The research question has shifted to identifying which patients those are before they try to stop. Candidate predictors include: RF and anti-CCP negativity (seronegative patients flare less often on withdrawal), ultrasound power Doppler activity at the time of tapering (detectable subclinical synovitis predicts flare), and emerging gene expression signatures in peripheral blood that differ between patients who successfully wean and those who don't. Trials in 2026 are prospectively testing biomarker-guided tapering algorithms — essentially, a decision support tool built around objective measures of residual inflammatory activity to guide the timing of dose reduction.
JAK Inhibitor Cardiovascular Safety: What ORAL Surveillance Changed
The ORAL Surveillance trial (NCT02092467) randomized over 4,300 RA patients over 50 with cardiovascular risk factors to tofacitinib (5 mg or 10 mg twice daily) or TNF inhibitor (etanercept or adalimumab). The 10 mg tofacitinib dose was associated with increased rates of major adverse cardiovascular events (MACE) and cancer — leading the FDA to add a black box warning to all JAK inhibitors approved for immune-mediated conditions, including upadacitinib and baricitinib, by class effect.

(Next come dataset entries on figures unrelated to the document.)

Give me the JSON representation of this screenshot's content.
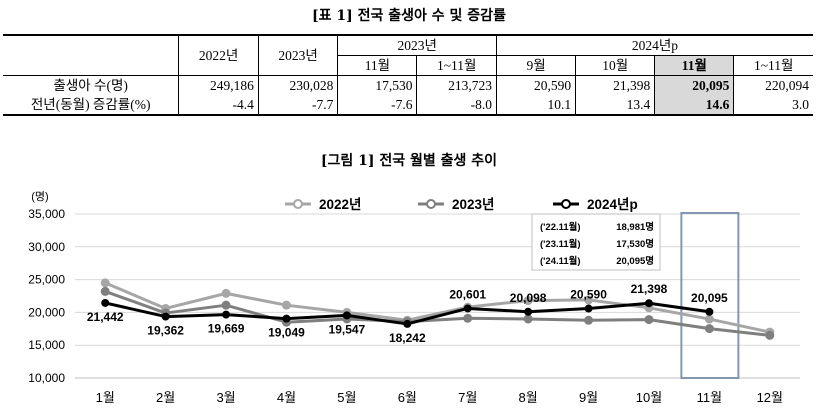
{
  "table": {
    "title": "[표 1] 전국 출생아 수 및 증감률",
    "year_headers": [
      "2022년",
      "2023년",
      "2023년",
      "2024년p"
    ],
    "month_headers_2023": [
      "11월",
      "1~11월"
    ],
    "month_headers_2024": [
      "9월",
      "10월",
      "11월",
      "1~11월"
    ],
    "rows": [
      {
        "label": "출생아 수(명)",
        "values": [
          "249,186",
          "230,028",
          "17,530",
          "213,723",
          "20,590",
          "21,398",
          "20,095",
          "220,094"
        ]
      },
      {
        "label": "전년(동월) 증감률(%)",
        "values": [
          "-4.4",
          "-7.7",
          "-7.6",
          "-8.0",
          "10.1",
          "13.4",
          "14.6",
          "3.0"
        ]
      }
    ]
  },
  "figure": {
    "title": "[그림 1] 전국 월별 출생 추이",
    "unit": "(명)",
    "annotation": [
      {
        "label": "('22.11월)",
        "value": "18,981명"
      },
      {
        "label": "('23.11월)",
        "value": "17,530명"
      },
      {
        "label": "('24.11월)",
        "value": "20,095명"
      }
    ]
  },
  "chart_data": {
    "type": "line",
    "categories": [
      "1월",
      "2월",
      "3월",
      "4월",
      "5월",
      "6월",
      "7월",
      "8월",
      "9월",
      "10월",
      "11월",
      "12월"
    ],
    "ylim": [
      10000,
      35000
    ],
    "yticks": [
      "10,000",
      "15,000",
      "20,000",
      "25,000",
      "30,000",
      "35,000"
    ],
    "grid": true,
    "legend_position": "top",
    "highlight_category": "11월",
    "series": [
      {
        "name": "2022년",
        "color": "#a6a6a6",
        "values": [
          24500,
          20600,
          22900,
          21100,
          20000,
          18800,
          20800,
          21800,
          21900,
          20700,
          18981,
          17000
        ]
      },
      {
        "name": "2023년",
        "color": "#7f7f7f",
        "values": [
          23200,
          19900,
          21100,
          18500,
          19000,
          18600,
          19100,
          19000,
          18800,
          18900,
          17530,
          16500
        ]
      },
      {
        "name": "2024년p",
        "color": "#000000",
        "values": [
          21442,
          19362,
          19669,
          19049,
          19547,
          18242,
          20601,
          20098,
          20590,
          21398,
          20095,
          null
        ],
        "labels": [
          "21,442",
          "19,362",
          "19,669",
          "19,049",
          "19,547",
          "18,242",
          "20,601",
          "20,098",
          "20,590",
          "21,398",
          "20,095",
          null
        ]
      }
    ]
  }
}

The clinical implications are nuanced. The excess risk was concentrated in patients over 65 with cardiovascular risk factors or a history of smoking. Younger patients without cardiovascular risk factors showed no significant MACE signal. Post-marketing studies using real-world data (Medicare, commercial insurance) are now generating observational comparisons across the JAK inhibitor class and against biologics, with results expected to sharpen prescribing guidance. Trials specifically enrolling low-cardiovascular-risk patients with refractory RA on JAK inhibitors are also underway, attempting to define the safety profile in the population where these drugs provide the clearest benefit.
Finding an RA Trial and Assessing Eligibility
Common eligibility requirements across RA trials include: confirmed diagnosis by ACR/EULAR 2010 criteria, documented active disease at screening (specific swollen and tender joint count thresholds, elevated CRP or ESR), defined prior treatment history (typically failed methotrexate, often failed at least one biologic), and washout periods from current medications. Active serious infection and pregnancy are universal exclusions. Knowing your DAS28 score, your RF and anti-CCP antibody status, and your complete treatment history with documented failure dates makes the eligibility screening process much faster.

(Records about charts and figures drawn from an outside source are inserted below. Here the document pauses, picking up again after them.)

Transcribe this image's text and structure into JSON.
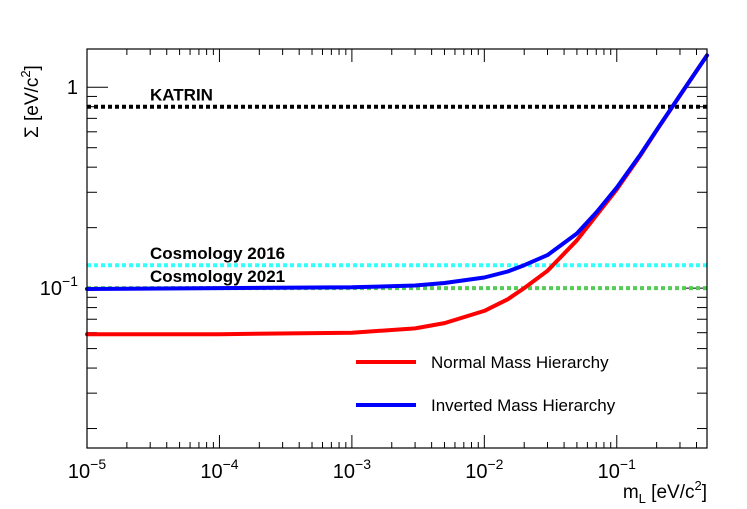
{
  "chart_data": {
    "type": "line",
    "title": "",
    "xlabel": "m_L [eV/c^2]",
    "ylabel": "Σ [eV/c^2]",
    "x_scale": "log",
    "y_scale": "log",
    "xlim": [
      1e-05,
      0.48
    ],
    "ylim": [
      0.016,
      1.55
    ],
    "grid": false,
    "legend_position": "bottom-right",
    "x_ticks": [
      {
        "value": 1e-05,
        "base": "10",
        "exp": "−5"
      },
      {
        "value": 0.0001,
        "base": "10",
        "exp": "−4"
      },
      {
        "value": 0.001,
        "base": "10",
        "exp": "−3"
      },
      {
        "value": 0.01,
        "base": "10",
        "exp": "−2"
      },
      {
        "value": 0.1,
        "base": "10",
        "exp": "−1"
      }
    ],
    "y_ticks": [
      {
        "value": 0.1,
        "base": "10",
        "exp": "−1"
      },
      {
        "value": 1,
        "base": "1",
        "exp": ""
      }
    ],
    "x_axis_title": {
      "main": "m",
      "sub": "L",
      "rest": " [eV/c",
      "sup": "2",
      "end": "]"
    },
    "y_axis_title": {
      "main": "Σ [eV/c",
      "sup": "2",
      "end": "]"
    },
    "series": [
      {
        "name": "Normal Mass Hierarchy",
        "color": "#ff0000",
        "x": [
          1e-05,
          0.0001,
          0.001,
          0.003,
          0.005,
          0.01,
          0.015,
          0.02,
          0.03,
          0.05,
          0.07,
          0.1,
          0.15,
          0.2,
          0.3,
          0.48
        ],
        "y": [
          0.059,
          0.059,
          0.06,
          0.063,
          0.067,
          0.077,
          0.088,
          0.1,
          0.122,
          0.173,
          0.23,
          0.31,
          0.455,
          0.61,
          0.91,
          1.44
        ]
      },
      {
        "name": "Inverted Mass Hierarchy",
        "color": "#0000ff",
        "x": [
          1e-05,
          0.0001,
          0.001,
          0.003,
          0.005,
          0.01,
          0.015,
          0.02,
          0.03,
          0.05,
          0.07,
          0.1,
          0.15,
          0.2,
          0.3,
          0.48
        ],
        "y": [
          0.099,
          0.1,
          0.101,
          0.103,
          0.106,
          0.113,
          0.121,
          0.13,
          0.146,
          0.187,
          0.238,
          0.317,
          0.46,
          0.612,
          0.912,
          1.44
        ]
      }
    ],
    "reference_lines": [
      {
        "label": "KATRIN",
        "y": 0.8,
        "color": "#000000"
      },
      {
        "label": "Cosmology 2016",
        "y": 0.13,
        "color": "#33ffff"
      },
      {
        "label": "Cosmology 2021",
        "y": 0.1,
        "color": "#55cc55"
      }
    ]
  }
}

Academic rheumatology centers with dedicated autoimmune research programs — Mayo Clinic, UCSF, Johns Hopkins, Hospital for Special Surgery, University of Birmingham in the UK — run the most concurrent RA trials. They also frequently have access to expanded access programs and pre-Phase 3 studies that are not yet listed on ClinicalTrials.gov. Asking your rheumatologist directly whether their institution is running any unreported industry studies is often the most efficient path.